Andrea M · May 29, 2015 at 4:33 pm

I once read a post and comments about authors who write gay fiction using their real name. The consensus seemed to be that most don’t and think its fine for various reasons. These same writers portray closeted gay people in an unfavorable light. When I compared closeted men to the writers who hide behind pen names, the reply was that its not at all the same, that closeted gay people are denying who they are but writers aren’t. The writers are shielding themselves because of extended family, jobs, etc. Makes no sense to me that there’s a difference there. I guess you’re supposed to always proudly proclaim that you’re gay but if you write about it there’s no problem with not acknowledging it.

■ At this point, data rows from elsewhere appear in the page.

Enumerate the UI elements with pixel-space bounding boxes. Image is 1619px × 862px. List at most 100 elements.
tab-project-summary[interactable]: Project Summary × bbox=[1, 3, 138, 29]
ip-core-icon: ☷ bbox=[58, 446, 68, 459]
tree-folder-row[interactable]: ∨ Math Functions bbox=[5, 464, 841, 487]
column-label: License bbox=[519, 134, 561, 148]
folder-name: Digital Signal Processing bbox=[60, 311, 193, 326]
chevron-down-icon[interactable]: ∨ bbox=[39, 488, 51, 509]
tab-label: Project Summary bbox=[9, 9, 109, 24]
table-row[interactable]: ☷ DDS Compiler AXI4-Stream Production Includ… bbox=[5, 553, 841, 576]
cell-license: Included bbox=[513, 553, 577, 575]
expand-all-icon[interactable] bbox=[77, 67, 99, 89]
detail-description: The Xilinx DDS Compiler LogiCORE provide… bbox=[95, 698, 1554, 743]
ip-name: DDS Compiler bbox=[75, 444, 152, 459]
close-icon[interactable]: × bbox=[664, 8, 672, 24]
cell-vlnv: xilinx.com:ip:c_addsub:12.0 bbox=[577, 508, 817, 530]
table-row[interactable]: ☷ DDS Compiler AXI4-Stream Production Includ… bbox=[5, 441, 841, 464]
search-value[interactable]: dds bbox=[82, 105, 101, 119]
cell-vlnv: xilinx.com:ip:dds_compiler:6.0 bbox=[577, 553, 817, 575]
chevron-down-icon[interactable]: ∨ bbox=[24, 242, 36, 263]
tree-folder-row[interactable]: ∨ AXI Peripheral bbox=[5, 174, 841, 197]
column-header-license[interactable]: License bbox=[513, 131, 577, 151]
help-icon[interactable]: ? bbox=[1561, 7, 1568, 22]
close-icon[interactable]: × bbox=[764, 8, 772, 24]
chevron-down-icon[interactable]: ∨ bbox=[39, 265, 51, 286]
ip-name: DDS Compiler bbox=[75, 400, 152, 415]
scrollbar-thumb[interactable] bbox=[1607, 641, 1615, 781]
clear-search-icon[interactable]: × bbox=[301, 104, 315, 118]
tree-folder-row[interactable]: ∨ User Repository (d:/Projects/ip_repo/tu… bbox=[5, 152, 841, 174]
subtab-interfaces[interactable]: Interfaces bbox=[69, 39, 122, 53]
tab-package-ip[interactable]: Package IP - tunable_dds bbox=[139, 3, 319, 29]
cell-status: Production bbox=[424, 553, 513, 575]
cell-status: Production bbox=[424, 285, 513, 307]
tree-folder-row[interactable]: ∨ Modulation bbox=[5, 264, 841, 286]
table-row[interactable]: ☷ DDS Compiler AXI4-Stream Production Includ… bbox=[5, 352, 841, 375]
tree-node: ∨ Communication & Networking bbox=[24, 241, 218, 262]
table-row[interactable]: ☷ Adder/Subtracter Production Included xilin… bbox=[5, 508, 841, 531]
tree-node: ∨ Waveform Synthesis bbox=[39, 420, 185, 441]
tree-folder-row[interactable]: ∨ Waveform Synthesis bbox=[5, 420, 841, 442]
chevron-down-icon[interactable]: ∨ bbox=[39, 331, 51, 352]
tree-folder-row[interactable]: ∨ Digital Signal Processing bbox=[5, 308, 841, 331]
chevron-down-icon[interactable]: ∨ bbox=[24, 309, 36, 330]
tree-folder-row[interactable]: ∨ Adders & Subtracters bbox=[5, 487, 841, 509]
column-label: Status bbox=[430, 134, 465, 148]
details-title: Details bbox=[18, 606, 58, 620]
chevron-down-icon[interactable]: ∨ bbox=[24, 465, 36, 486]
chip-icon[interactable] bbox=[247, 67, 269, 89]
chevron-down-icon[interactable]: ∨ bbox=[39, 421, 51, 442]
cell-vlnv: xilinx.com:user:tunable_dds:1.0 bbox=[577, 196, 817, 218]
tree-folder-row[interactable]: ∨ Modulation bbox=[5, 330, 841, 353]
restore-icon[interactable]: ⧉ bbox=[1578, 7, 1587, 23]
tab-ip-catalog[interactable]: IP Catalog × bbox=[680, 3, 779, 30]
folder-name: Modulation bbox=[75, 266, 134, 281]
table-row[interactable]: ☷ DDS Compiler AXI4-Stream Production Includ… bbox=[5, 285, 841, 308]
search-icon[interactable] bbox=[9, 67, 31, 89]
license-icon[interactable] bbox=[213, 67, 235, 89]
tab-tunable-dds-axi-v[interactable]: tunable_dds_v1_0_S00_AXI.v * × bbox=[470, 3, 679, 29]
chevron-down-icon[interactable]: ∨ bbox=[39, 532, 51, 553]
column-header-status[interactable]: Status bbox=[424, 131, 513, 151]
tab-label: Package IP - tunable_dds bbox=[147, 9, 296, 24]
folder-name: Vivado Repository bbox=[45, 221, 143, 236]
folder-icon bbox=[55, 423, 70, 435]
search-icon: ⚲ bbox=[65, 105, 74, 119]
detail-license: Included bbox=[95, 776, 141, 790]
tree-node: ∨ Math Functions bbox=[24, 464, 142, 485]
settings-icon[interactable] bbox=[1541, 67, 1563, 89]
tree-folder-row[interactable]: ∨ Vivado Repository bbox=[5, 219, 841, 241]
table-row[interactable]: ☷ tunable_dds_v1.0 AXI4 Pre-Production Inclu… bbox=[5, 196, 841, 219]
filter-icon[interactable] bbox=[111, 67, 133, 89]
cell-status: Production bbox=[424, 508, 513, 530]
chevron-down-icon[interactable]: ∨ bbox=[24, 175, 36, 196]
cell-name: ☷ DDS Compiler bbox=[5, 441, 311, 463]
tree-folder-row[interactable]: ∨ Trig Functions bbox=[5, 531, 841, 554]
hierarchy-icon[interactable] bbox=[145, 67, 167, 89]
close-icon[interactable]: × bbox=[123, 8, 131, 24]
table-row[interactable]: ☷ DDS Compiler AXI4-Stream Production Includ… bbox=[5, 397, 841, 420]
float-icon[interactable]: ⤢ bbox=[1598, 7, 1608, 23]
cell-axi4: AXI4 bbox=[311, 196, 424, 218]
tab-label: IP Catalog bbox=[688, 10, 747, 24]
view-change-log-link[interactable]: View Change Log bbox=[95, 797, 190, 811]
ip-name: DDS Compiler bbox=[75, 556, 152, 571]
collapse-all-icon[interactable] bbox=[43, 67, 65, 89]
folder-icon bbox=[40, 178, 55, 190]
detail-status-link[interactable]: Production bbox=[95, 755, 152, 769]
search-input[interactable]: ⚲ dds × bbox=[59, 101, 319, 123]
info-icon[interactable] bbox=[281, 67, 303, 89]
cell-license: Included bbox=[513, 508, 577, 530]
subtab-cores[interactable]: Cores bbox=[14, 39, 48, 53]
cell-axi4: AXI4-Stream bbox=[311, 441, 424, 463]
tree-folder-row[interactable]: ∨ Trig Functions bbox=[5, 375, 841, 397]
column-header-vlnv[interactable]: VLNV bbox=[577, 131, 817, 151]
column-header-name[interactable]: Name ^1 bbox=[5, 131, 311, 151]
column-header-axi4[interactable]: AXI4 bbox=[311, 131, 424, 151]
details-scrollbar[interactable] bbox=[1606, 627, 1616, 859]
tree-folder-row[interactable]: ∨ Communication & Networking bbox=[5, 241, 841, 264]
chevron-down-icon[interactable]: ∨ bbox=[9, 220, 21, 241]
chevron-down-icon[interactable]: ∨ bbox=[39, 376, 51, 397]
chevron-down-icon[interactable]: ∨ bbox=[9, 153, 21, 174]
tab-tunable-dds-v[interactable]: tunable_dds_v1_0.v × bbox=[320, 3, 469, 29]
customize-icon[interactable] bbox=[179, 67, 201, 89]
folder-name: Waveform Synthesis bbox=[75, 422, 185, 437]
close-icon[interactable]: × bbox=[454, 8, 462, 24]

If you are gay, write about it or read it, be proud of it.

    Kate Aaron · May 30, 2015 at 11:36 am

    I don’t have a problem with people using pen names or picking and choosing who they tell, because sadly I do know people who’ve lost their jobs for writing LGBT fiction, however I think socially it’s something we should all be more open about. You’re absolutely right there’s a disconnect between the genre’s appetite for coming out stories and the number of people who won’t admit to reading them.